Sistem karmaşık koca bir cangıl olarak görünüyor ama iç içe girmiş, birbirini besleyen, çeviren, dişlilerden mütevellit. Bu yüzden mesela maden kazasında madenin olduğu yere gitmek inşaat kazasında inşaatın bulunduğu yerde olmak önemli ama her kazanın merkezi her yerde aslında. Acının etkisiyle sarsılıp orada bulunduktan sonra ardından bir başka acının geleceği anı bekleyerek duruyoruz. Katillerin Allahtan rahmet, yaralılara acil şifa ve yakınlarına metanet diledikleri klişe sözleri, boş bırakılan yere, ölen ve yaralanan sayıları yazarak yapılan açıklamaları geliyor hemen. Ardından bizim işçi güvenliği ve sendika hakkı talepleri, güç yettikçe egemenin Tomalarına birkaç taş ve şenlikli Molotof fırlatma ritüelleri ile tamamlanıyor ilk etap. Sonrası mı? Komisyonlar, duruşma salonları, birkaç kez ilk sayfada, daha sonraları arka sayfalarda haber olup, fani dünyaya karışıp gidiyor her şey.

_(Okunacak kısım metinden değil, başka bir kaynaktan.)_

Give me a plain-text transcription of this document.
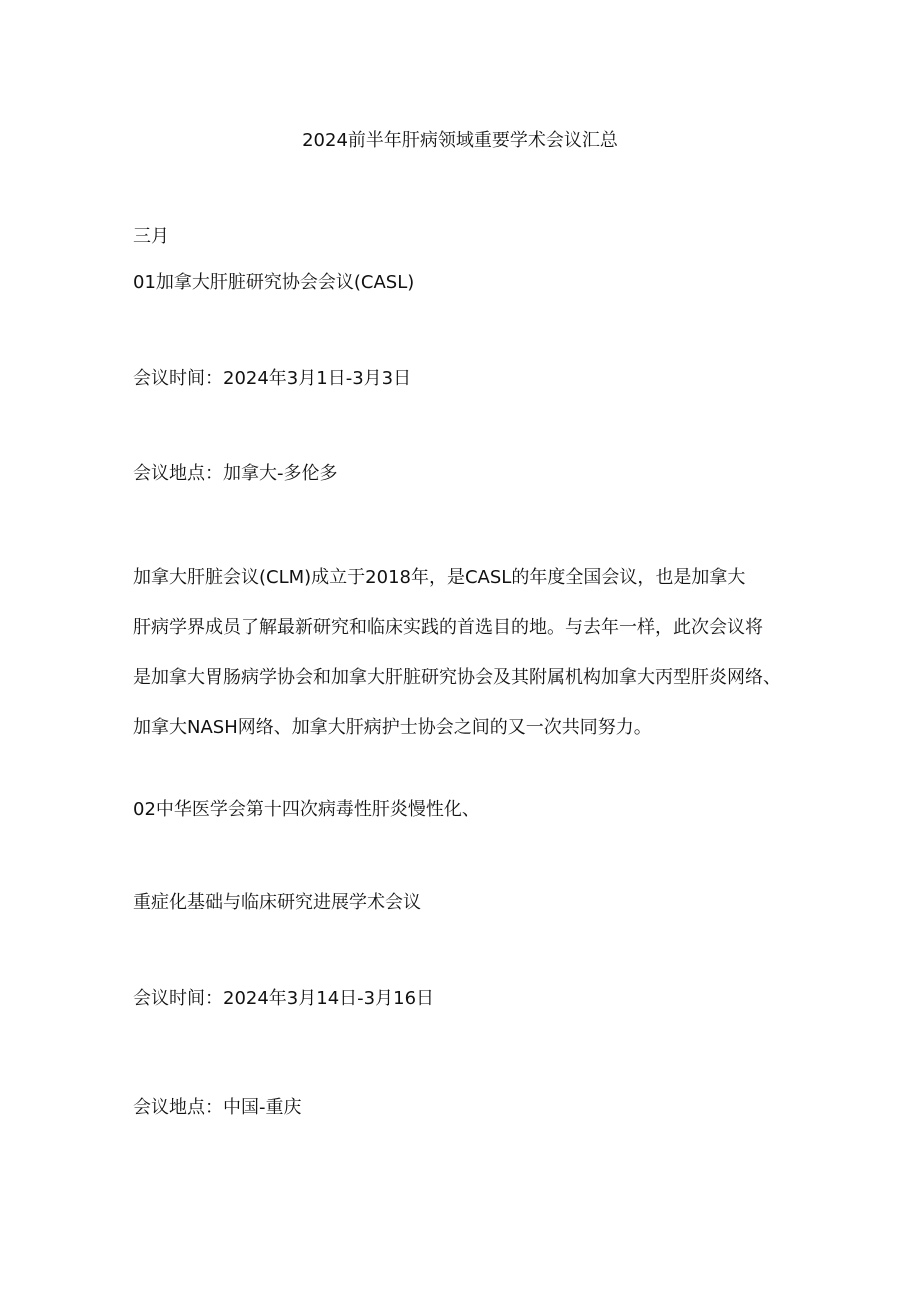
2024前半年肝病领域重要学术会议汇总
三月
01加拿大肝脏研究协会会议(CASL)
会议时间：2024年3月1日-3月3日
会议地点：加拿大-多伦多
加拿大肝脏会议(CLM)成立于2018年，是CASL的年度全国会议，也是加拿大
肝病学界成员了解最新研究和临床实践的首选目的地。与去年一样，此次会议将
是加拿大胃肠病学协会和加拿大肝脏研究协会及其附属机构加拿大丙型肝炎网络、
加拿大NASH网络、加拿大肝病护士协会之间的又一次共同努力。
02中华医学会第十四次病毒性肝炎慢性化、
重症化基础与临床研究进展学术会议
会议时间：2024年3月14日-3月16日
会议地点：中国-重庆
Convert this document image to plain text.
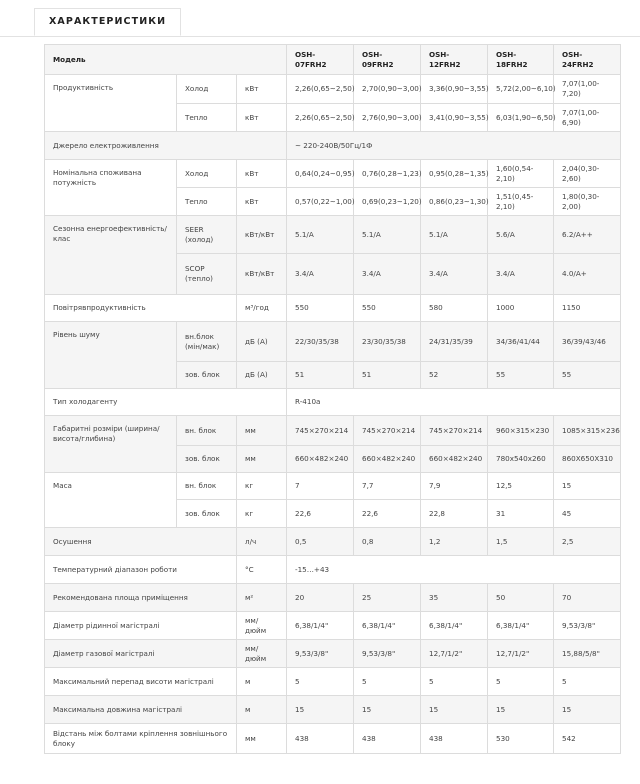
ХАРАКТЕРИСТИКИ
Модель			OSH-07FRH2	OSH-09FRH2	OSH-12FRH2	OSH-18FRH2	OSH-24FRH2
Продуктивність	Холод	кВт	2,26(0,65~2,50)	2,70(0,90~3,00)	3,36(0,90~3,55)	5,72(2,00~6,10)	7,07(1,00-7,20)
	Тепло	кВт	2,26(0,65~2,50)	2,76(0,90~3,00)	3,41(0,90~3,55)	6,03(1,90~6,50)	7,07(1,00-6,90)
Джерело електроживлення			~ 220-240В/50Гц/1Ф				
Номінальна споживана потужність	Холод	кВт	0,64(0,24~0,95)	0,76(0,28~1,23)	0,95(0,28~1,35)	1,60(0,54-2,10)	2,04(0,30-2,60)
	Тепло	кВт	0,57(0,22~1,00)	0,69(0,23~1,20)	0,86(0,23~1,30)	1,51(0,45-2,10)	1,80(0,30-2,00)
Сезонна енергоефективність/клас	SEER (холод)	кВт/кВт	5.1/A	5.1/A	5.1/A	5.6/A	6.2/A++
	SCOP (тепло)	кВт/кВт	3.4/A	3.4/A	3.4/A	3.4/A	4.0/A+
Повітрявпродуктивність		м³/год	550	550	580	1000	1150
Рівень шуму	вн.блок (мін/мак)	дБ (А)	22/30/35/38	23/30/35/38	24/31/35/39	34/36/41/44	36/39/43/46
	зов. блок	дБ (А)	51	51	52	55	55
Тип холодагенту			R-410a				
Габаритні розміри (ширина/висота/глибина)	вн. блок	мм	745×270×214	745×270×214	745×270×214	960×315×230	1085×315×236
	зов. блок	мм	660×482×240	660×482×240	660×482×240	780х540х260	860Х650Х310
Маса	вн. блок	кг	7	7,7	7,9	12,5	15
	зов. блок	кг	22,6	22,6	22,8	31	45
Осушення		л/ч	0,5	0,8	1,2	1,5	2,5
Температурний діапазон роботи		°С	-15…+43				
Рекомендована площа приміщення		м²	20	25	35	50	70
Діаметр рідинної магістралі		мм/дюйм	6,38/1/4"	6,38/1/4"	6,38/1/4"	6,38/1/4"	9,53/3/8"
Діаметр газової магістралі		мм/дюйм	9,53/3/8"	9,53/3/8"	12,7/1/2"	12,7/1/2"	15,88/5/8"
Максимальний перепад висоти магістралі		м	5	5	5	5	5
Максимальна довжина магістралі		м	15	15	15	15	15
Відстань між болтами кріплення зовнішнього блоку		мм	438	438	438	530	542
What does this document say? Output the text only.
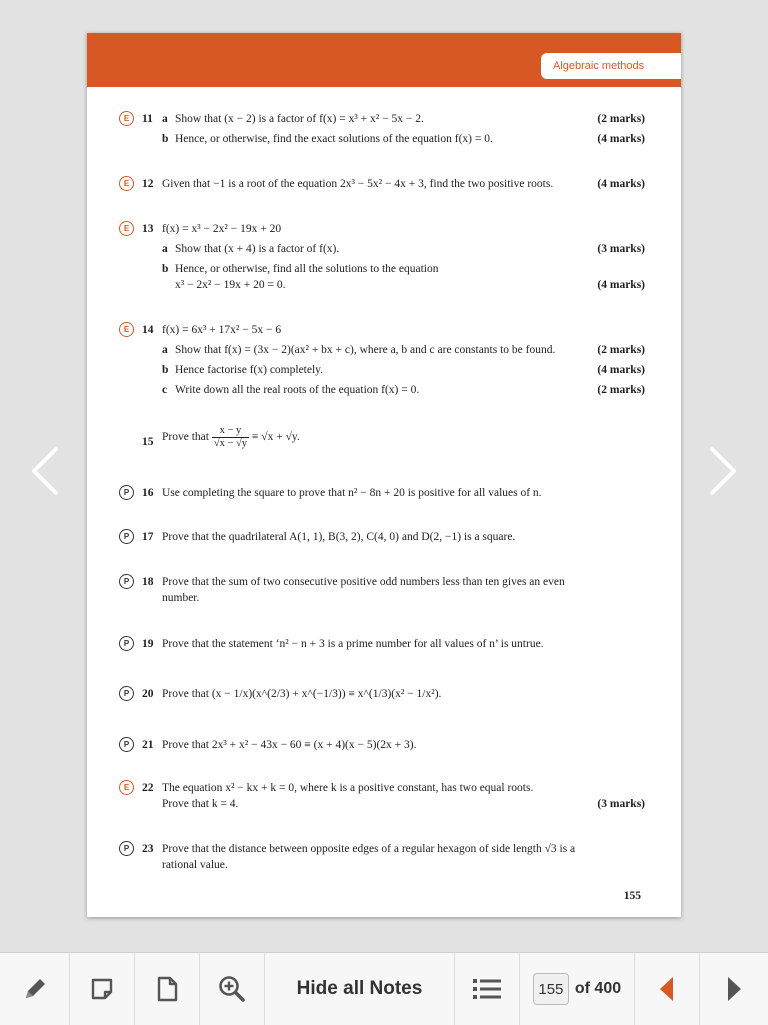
Algebraic methods
E	11 a Show that (x − 2) is a factor of f(x) = x³ + x² − 5x − 2.	(2 marks)
b Hence, or otherwise, find the exact solutions of the equation f(x) = 0.	(4 marks)
E	12 Given that −1 is a root of the equation 2x³ − 5x² − 4x + 3, find the two positive roots.	(4 marks)
E	13 f(x) = x³ − 2x² − 19x + 20
a Show that (x + 4) is a factor of f(x).	(3 marks)
b Hence, or otherwise, find all the solutions to the equation
x³ − 2x² − 19x + 20 = 0.	(4 marks)
E	14 f(x) = 6x³ + 17x² − 5x − 6
a Show that f(x) = (3x − 2)(ax² + bx + c), where a, b and c are constants to be found.	(2 marks)
b Hence factorise f(x) completely.	(4 marks)
c Write down all the real roots of the equation f(x) = 0.	(2 marks)
15 Prove that $\frac{x - y}{√x - √y} \equiv √x + √y$.
P	16 Use completing the square to prove that n² − 8n + 20 is positive for all values of n.
P	17 Prove that the quadrilateral A(1, 1), B(3, 2), C(4, 0) and D(2, −1) is a square.
P	18 Prove that the sum of two consecutive positive odd numbers less than ten gives an even
number.
P	19 Prove that the statement ‘n² − n + 3 is a prime number for all values of n’ is untrue.
P	20 Prove that (x − 1/x)(x^(2/3) + x^(−1/3)) ≡ x^(1/3)(x² − 1/x²).
P	21 Prove that 2x³ + x² − 43x − 60 ≡ (x + 4)(x − 5)(2x + 3).
E	22 The equation x² − kx + k = 0, where k is a positive constant, has two equal roots.
Prove that k = 4.	(3 marks)
P	23 Prove that the distance between opposite edges of a regular hexagon of side length √3 is a
rational value.
155
Hide all Notes	155 of 400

Burada özellikle son zamanlarda sık kullanılan -kazalar da daha sık olduğundan olacak- hayatını kaybeden işçiler için kullanılan ‘şehit’ mertebesi üzerine yazmak istiyorum. ‘Şehit’ olmak, tam anlamıyla AKP-Teoliberal politikasının bir özeti. Kamusal alanların talanı, başta mutlaka kendileri olmak üzere derecelendirmiş bir rantın elde edilmesi ve çok geniş bir kesim için de bundan belki bir küçük de olsa pay kapabilme umudu diye tanımlayabileceğimiz bu Erdoğan politikası tam olarak bu tek kelimeyle isimlendirilebilir. Özellikle çok geniş kesim için, bu pay genellikle ya boşuna beklemek ya da şehitlik mertebesine olunca daha da yerine oturan bir kelime. (Burada tabii ki yaşamını yitirenlerin bu politikayı desteklediği manasına gelmiyor dediklerim ama nihayetinde ulaşılan yer aynı.) AKP kendi içinde, -nasıl yapabiliyorlarsa- kendilerinin bahşettikleri bu mertebe konusunda tutarlı. Siz bütün ülkeyi inşaat alanına çeviriyorsanız, her konuştuğunuzda ağzınızdan inşaat iskeleleri uçuşuyorsa ve teoliberal hükümetin temel dinamiği buysa, buna ilişkin hiçbir masrafa girmeksizin bolca dağıtabileceğiniz şehitlik mertebesi varsaÖ dağıtırsınız gider. Zaten son iş kazalarında yaşamını kaybedenlerin sayısına bakarsanız, -ortalama her hafta 20 kişi kadar- sürdürülenin bir savaştan başka bir şey olmadığını görürüz. Hatta savaşların da esas olarak sermayenin çıkarları için çıktığını aklıma getirirsek, iki noktayı birleştirerek şehitlik mertebesini kolayca buluruz. Noktaları birleştirerek resim yapmak gibi…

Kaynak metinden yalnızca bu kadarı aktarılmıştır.